For quality control the number of reads per sample was calculated and found to be in the range of 11-16M. Genes with fewer than 10 reads per sample on average were removed from the analysis, leaving 13,168 genes. A multi-dimensional scaling plot showed clustering of samples into their treatment groups, suggesting a robust effect of the chemical exposure (Figure 4A). Differential expression analysis revealed 3,598 differentially expressed genes with FDR<0.05, with 1,672 exhibiting higher expression and 1,926 exhibiting lower expression in 5-azacytidine treated cells (Figure 4B). Up and down-regulated gene sets were subjected to ORA separately, using the list of 13,168 genes as the background, and gene sets from REACTOME.

Figure 4. Differential expression and enrichment analysis with the example workflow. (A) An MDS plot of gene expression data for the largest two principal components. Blue and pink points represent control and azacitidine-treated samples respectively. (B) An MA plot. The x-axis represents the log₁₀ base mean expression, and the y-axis represents the log₂ fold change. Points in red indicate genes with statistically significant differential expression (FDR<0.05), while those in grey did not meet this threshold. (C) Bar plot of ORA-based enrichment test results. (D) Bar plot of FCS-based enrichment test results. (C,D) REACTOME gene sets with FDR>0.05 were discarded and the remaining gene sets were ranked by enrichment score (ES) The most extreme up- and down-regulated genes sets are shown (based on ES). Red bars indicate up-regulation and blue bars indicate down-regulation. (E) Euler diagrams of differentially regulated gene sets identified with ORA and FCS approaches.

With ORA, we observed 201 up-regulated and 99 down-regulated gene sets (FDR<0.05). We prioritised enrichment results by enrichment score, a surrogate measure for effect size, which tends to highlight smaller and more specific gene sets undergoing more drastic differential expression, rather than large gene sets that undergo small expression changes. This led to the identification of up-regulated pathways related to nuclear RNA import and glucokinase regulation; while down-regulated pathways were associated with interferon signaling, interleukin signaling and NADPH oxidase (host defence) (Figure 4C).

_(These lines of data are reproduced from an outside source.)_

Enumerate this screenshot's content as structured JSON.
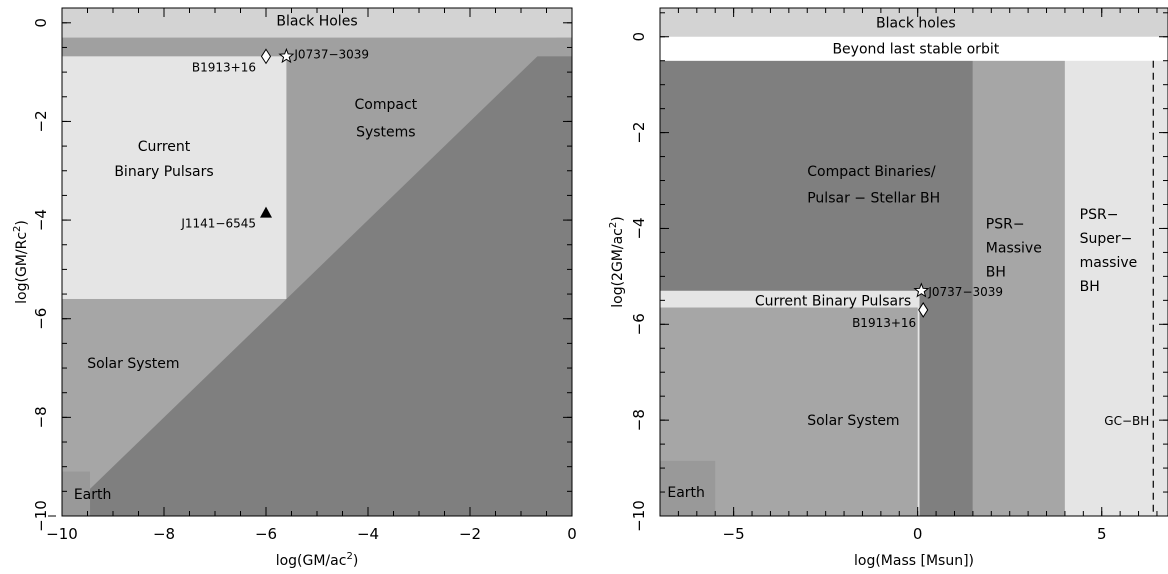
{
  "chart_data": [
    {
      "type": "region-map",
      "xlabel": "log(GM/ac",
      "xlabel_sup": "2",
      "xlabel_end": ")",
      "ylabel": "log(GM/Rc",
      "ylabel_sup": "2",
      "ylabel_end": ")",
      "xlim": [
        -10,
        0
      ],
      "ylim": [
        -10,
        0.3
      ],
      "x_ticks": [
        -10,
        -8,
        -6,
        -4,
        -2,
        0
      ],
      "x_tick_labels": [
        "−10",
        "−8",
        "−6",
        "−4",
        "−2",
        "0"
      ],
      "y_ticks": [
        0,
        -2,
        -4,
        -6,
        -8,
        -10
      ],
      "y_tick_labels": [
        "0",
        "−2",
        "−4",
        "−6",
        "−8",
        "−10"
      ],
      "colors": {
        "solar": "#a6a6a6",
        "compact_diag": "#7f7f7f",
        "compact_upper": "#a0a0a0",
        "binary_pulsars": "#e5e5e5",
        "black_holes": "#d3d3d3",
        "band": "#a0a0a0",
        "earth": "#999999"
      },
      "regions": [
        {
          "name": "Black Holes",
          "label": "Black Holes"
        },
        {
          "name": "Compact Systems",
          "label_lines": [
            "Compact",
            "Systems"
          ]
        },
        {
          "name": "Current Binary Pulsars",
          "label_lines": [
            "Current",
            "Binary Pulsars"
          ]
        },
        {
          "name": "Solar System",
          "label": "Solar System"
        },
        {
          "name": "Earth",
          "label": "Earth"
        }
      ],
      "points": [
        {
          "name": "B1913+16",
          "x": -6.0,
          "y": -0.68,
          "marker": "diamond"
        },
        {
          "name": "J0737-3039",
          "x": -5.6,
          "y": -0.68,
          "marker": "star"
        },
        {
          "name": "J1141-6545",
          "x": -6.0,
          "y": -3.85,
          "marker": "triangle-filled"
        }
      ],
      "point_labels": {
        "B1913+16": "B1913+16",
        "J0737-3039": "J0737−3039",
        "J1141-6545": "J1141−6545"
      }
    },
    {
      "type": "region-map",
      "xlabel": "log(Mass [Msun])",
      "ylabel": "log(2GM/ac",
      "ylabel_sup": "2",
      "ylabel_end": ")",
      "xlim": [
        -7,
        6.8
      ],
      "ylim": [
        -10,
        0.6
      ],
      "x_ticks": [
        -5,
        0,
        5
      ],
      "x_tick_labels": [
        "−5",
        "0",
        "5"
      ],
      "y_ticks": [
        0,
        -2,
        -4,
        -6,
        -8,
        -10
      ],
      "y_tick_labels": [
        "0",
        "−2",
        "−4",
        "−6",
        "−8",
        "−10"
      ],
      "colors": {
        "black_holes": "#d3d3d3",
        "beyond_orbit": "#ffffff",
        "compact": "#7f7f7f",
        "psr_massive": "#a6a6a6",
        "psr_super": "#e5e5e5",
        "solar": "#a6a6a6",
        "binary_pulsars": "#e5e5e5",
        "earth": "#999999"
      },
      "regions": [
        {
          "name": "Black holes",
          "label": "Black holes"
        },
        {
          "name": "Beyond last stable orbit",
          "label": "Beyond last stable orbit"
        },
        {
          "name": "Compact Binaries",
          "label_lines": [
            "Compact Binaries/",
            "Pulsar − Stellar BH"
          ]
        },
        {
          "name": "PSR-Massive BH",
          "label_lines": [
            "PSR−",
            "Massive",
            "BH"
          ]
        },
        {
          "name": "PSR-Supermassive BH",
          "label_lines": [
            "PSR−",
            "Super−",
            "massive",
            "BH"
          ]
        },
        {
          "name": "Current Binary Pulsars",
          "label": "Current Binary Pulsars"
        },
        {
          "name": "Solar System",
          "label": "Solar System"
        },
        {
          "name": "Earth",
          "label": "Earth"
        }
      ],
      "points": [
        {
          "name": "J0737-3039",
          "x": 0.1,
          "y": -5.3,
          "marker": "star"
        },
        {
          "name": "B1913+16",
          "x": 0.15,
          "y": -5.7,
          "marker": "diamond"
        }
      ],
      "point_labels": {
        "J0737-3039": "J0737−3039",
        "B1913+16": "B1913+16"
      },
      "reference_lines": [
        {
          "name": "GC-BH",
          "x": 6.4,
          "style": "dashed",
          "label": "GC−BH"
        }
      ]
    }
  ]
}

After FCS, we identified 239 up-regulated gene sets and 158 down-regulated gene sets (FDR<0.05). FCS up-regulated pathways were associated with prometaphase chromosome condensation, nuclear RNA transport and defective homologous recombination repair (Figure 4D). This finding is consistent with changes to the cell cycle observed in 5-azacytidine treated cells, where the proportion of cells in G2/M phase is reduced, and proxy measures of apoptosis appear slightly higher [45].

Down-regulated pathways related to endosomal/vacuolar (antigen presentation) pathway, interferon signaling and TLR/TNF signaling, which was not described in the original publication [45]. Interestingly, these pathways are reported to be upregulated in other cancer cell studies of DNA hypomethylating agents for similar durations [46–48].

Regarding up-regulated pathways, the similarity between ORA and FCS was relatively high, exhibiting a Jaccard index of 0.58, while this agreement was lower for down-regulated pathways, with a Jaccard index of 0.46 (Figure 4E).